A Synopsis on Climate Change

15 08 2009

There has been skepticism during the entire lifetime of the theoretical atmospheric anomaly called “Global Warming”. Global Warming is a term coined to describe the unnatural rise of the mean low-level atmosphere temperature over a period of time called climate. Global Warming has also been described as Climate Change although it is not a deserved alias as the earth’s climate often changes in temperature over long periods of time (see ice ages and medieval warming). As such, Global Warming should have been coined as the 21st century Global Warming Trend instead of its current names.

Cycle of Greenhouse Gases

The evidence of Global Warming has seemed to pile-up over the time span of its coined existence. This could be due to the fact that more investigations into the global climate heating has resulted in both expected and unexpected evidence and it could be a result of ongoing changes that take place in real time such as the breaking off and thinning of glaciers.
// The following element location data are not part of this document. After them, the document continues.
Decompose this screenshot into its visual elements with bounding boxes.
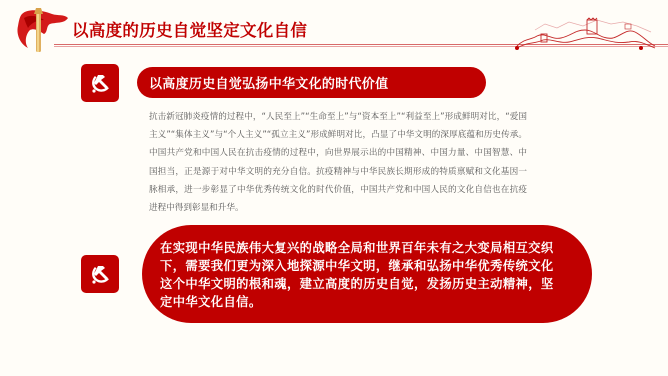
section-title-banner: 以高度历史自觉弘扬中华文化的时代价值 [137, 67, 486, 98]
quote-banner: 在实现中华民族伟大复兴的战略全局和世界百年未有之大变局相互交织下，需要我们更为深… [142, 225, 592, 323]
great-wall-line-art-icon [505, 16, 665, 52]
hammer-and-sickle-icon [87, 261, 113, 287]
page-title: 以高度的历史自觉坚定文化自信 [72, 17, 307, 41]
quote-text: 在实现中华民族伟大复兴的战略全局和世界百年未有之大变局相互交织下，需要我们更为深… [160, 239, 564, 311]
party-badge [81, 255, 119, 293]
section-body-text: 抗击新冠肺炎疫情的过程中，“人民至上”“生命至上”与“资本至上”“利益至上”形成… [149, 108, 527, 217]
slide: 以高度的历史自觉坚定文化自信 以高度历史自觉弘扬中华文化的时代价值 抗击新冠肺炎… [0, 0, 668, 376]
party-badge [81, 64, 119, 102]
section-title: 以高度历史自觉弘扬中华文化的时代价值 [149, 73, 388, 92]
hammer-and-sickle-icon [87, 70, 113, 96]
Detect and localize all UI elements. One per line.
Some of the evidence already observed include a research study by various scientists and reported by the Intergovernmental Panel on Climate Change (IPCC) include a global mean temperature increase of 0.74 ± 0.18 °C (1.33 ± 0.32 °F) over the period of the last century although it seems variations in solar radiation and volcanic activity was the primary contributors before the pre-industrial times before 1950.

Temperature Changes
It is forecasted by the IPCC that the global mean temperature could increase yet another 1.1 to 6.4 °C (2.0 to 11.5 °F) by 2100. The uncertainty in the predicted temperature increases is partially due to the fact that different models have forecasted different amounts of chemicals such as Carbon Dioxide in the atmosphere during varying spans of time. The prediction of 2 °F is a conservative guess but the 11.5 °F increase is also quite possible and would be, of course, the worst case scenario.

Temperature History

The NASA Goddard Space Institute estimated that 2005 was the warmest year globally since dependable and accurate modern satellite temperature monitoring began, exceeding the previous record established in 1998 by only a few hundredths of a degree. The high temperatures recorded in 1998 is thought to be a result of an unusually strong El Niño event – the strongest in over a century.
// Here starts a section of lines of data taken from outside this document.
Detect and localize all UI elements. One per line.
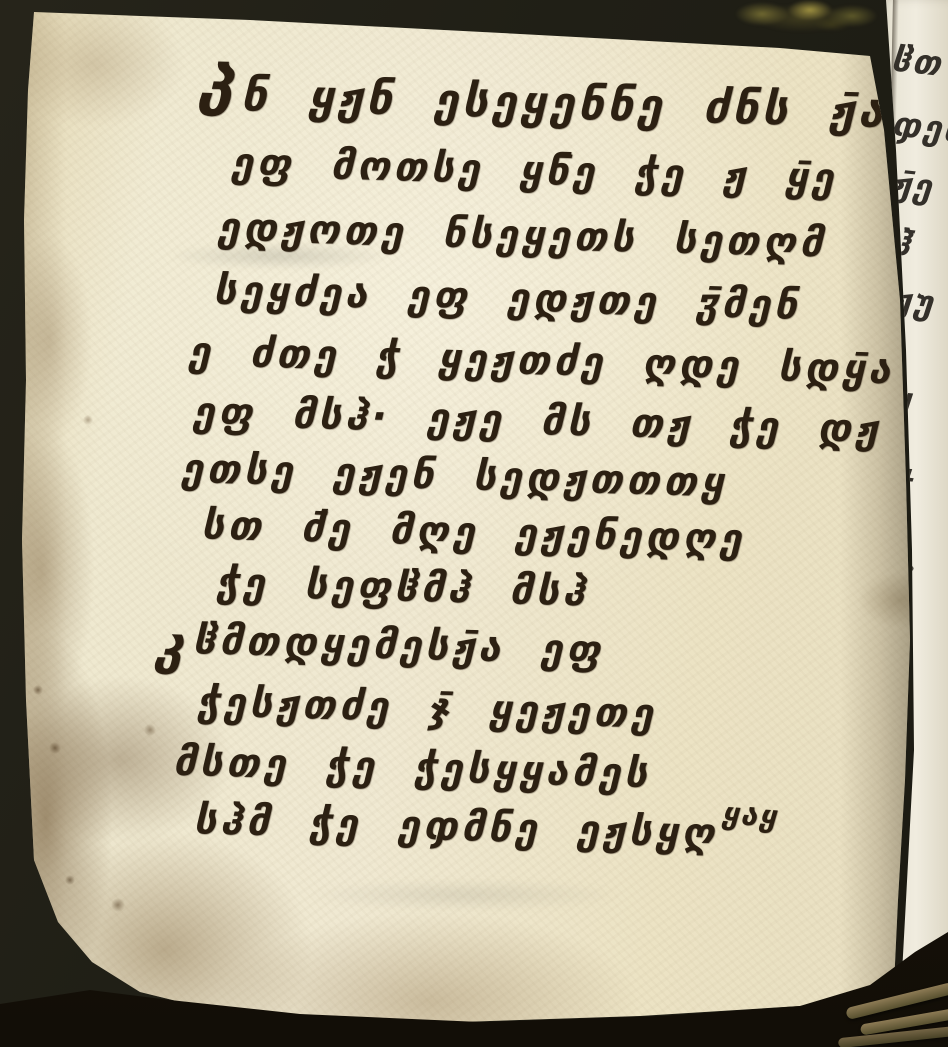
text-line-12: მსთე ჭე ჭესყყამეს	[173, 739, 652, 797]
line-initial: პ	[194, 54, 237, 132]
text-line-4: სეყძეა ეფ ედჟთე ჳ̄მენ	[213, 267, 801, 328]
binding-debris-patch	[732, 0, 892, 44]
text-line-1: პნ ყჟნ ესეყენნე ძნს ჟ̄ა	[194, 67, 888, 138]
facing-page-text-fragment: ჱთ	[890, 39, 945, 84]
line-initial: კ	[154, 615, 188, 676]
text-line-7: ეთსე ეჟენ სედჟთთთყ	[180, 446, 727, 506]
manuscript-photo: ჱთჶენჟ̄ეჰ̄ჟუყჭჰჱ პნ ყჟნ ესეყენნე ძნს ჟ̄ა…	[0, 0, 948, 1047]
text-line-5: ე ძთე ჭ ყეჟთძე ღდე სდყ̄ა	[188, 329, 896, 393]
text-block: პნ ყჟნ ესეყენნე ძნს ჟ̄აეფ მოთსე ყნ̄ე ჭე …	[138, 52, 879, 901]
text-line-11: ჭესჟთძე ჯ̄ ყეჟეთე	[196, 679, 657, 737]
manuscript-page: პნ ყჟნ ესეყენნე ძნს ჟ̄აეფ მოთსე ყნ̄ე ჭე …	[0, 0, 948, 1047]
text-line-8: სთ ძ̄ე მღე ეჟენედღე	[201, 502, 746, 562]
text-line-10: კჱმთდყემესჟ̄ა ეფ	[154, 616, 605, 674]
text-line-9: ჭე სეფჱმჰ მსჰ	[216, 560, 590, 616]
text-line-2: ეფ მოთსე ყნ̄ე ჭე ჟ ყ̄ე	[231, 140, 838, 202]
facing-page-text-fragment: ჶენ	[890, 104, 948, 151]
text-line-6: ეფ მსჰ· ეჟე მს თჟ ჭე დჟ	[192, 389, 882, 453]
facing-page-text-fragment: ჟ̄ე	[890, 164, 936, 208]
catchword: ყაყ	[721, 796, 779, 835]
text-line-13: სჰმ ჭე ეჶმნე ეჟსყღ	[193, 797, 719, 857]
text-line-3: ედჟოთე ნსეყეთს სეთღმ	[217, 205, 827, 267]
Since global temperatures have been monitored and recorded, various global locations seem to heat faster than others such as the difference in ocean temperatures relative to land-based atmosphere temperatures. Ocean temperatures rise approximately 0.13 °C relative to land-based atmosphere temperatures which rise an average of 0.25 °C during the course of a decade. Many factors contribute to the difference in temperature increases including the ocean having a vast depth and spread in which temperature is required to increase as well as the effect of evaporation on the air above the ocean. Liquids warm and cool much slower than the air, being more dense, thus the difference in temperature fluctuations. Also, the north hemisphere would warm much faster than the southern hemisphere mainly due to the fact that the northern hemisphere has more land area than does the south. With upper air currents in combination with the difference in temperature, the polar regions would heat much faster than regions closer to the equator, thus the rapid warming and thinning of the polar ice caps in the Arctic and Antarctic Circles. Due to the heat-retaining capacity of the oceans as well as the lifespan of Carbon Dioxide, even if all emissions were to cease the global temperature would continue to rise well after 2100.

Global Warming Projections

Another area which affects the global mean temperature is the effects of “Greenhouse Gases” originally discovered and coined by Joseph Fourier in 1824 and was first investigated quantitatively by Svante Arrhenius in 1896. “Greenhouse Gases” are gases which emit and absorb infrared radiation in the planets atmosphere and enhance the atmosphere’s ability to withhold heat energy. “Greenhouse Gases” include but are not limited to: Water Vapor, Methane, Carbon Dioxide, Nitrous Oxide and Tropospheric Ozone. Higher concentrations of these gases lead to the planet’s atmosphere retaining more heat than it exerts thus raising the global mean temperature. Since the industrial revolution, global carbon dioxide levels have increased by 36% – ¾ of the increase is suspected to be a direct result of the burning of fossil fuels. Evidence extracted from deep ice pockets suggest that carbon dioxide levels are higher than they have been in the last 650,000 years – additional evidence is believed to indicate that levels are actually higher than they have been in the last 20 million years. Although most of the gases mentioned enhance the planets ability to retain heat, some chemicals known as aerosols which are either released naturally, as is the case with volcanoes, or by human sowing as is the case with some CFCs. These chemicals reflect radiation back into space from the upper atmosphere countering the effects of “Greenhouse Gases”. Although this may have been the case up until now, it seems as if the amount of “Greenhouse Gases” such as carbon dioxide and methane are well exceeding the amount of aerosol in the atmosphere. This may have been the reason that extreme global mean temperature increase was delayed during the latter half of the 20th century and only become urgent from the beginning of the new millennium onward. Methods have also been used by scientists to combat global warming indirectly and directly including the use of Biochar, Geoengineering and the like.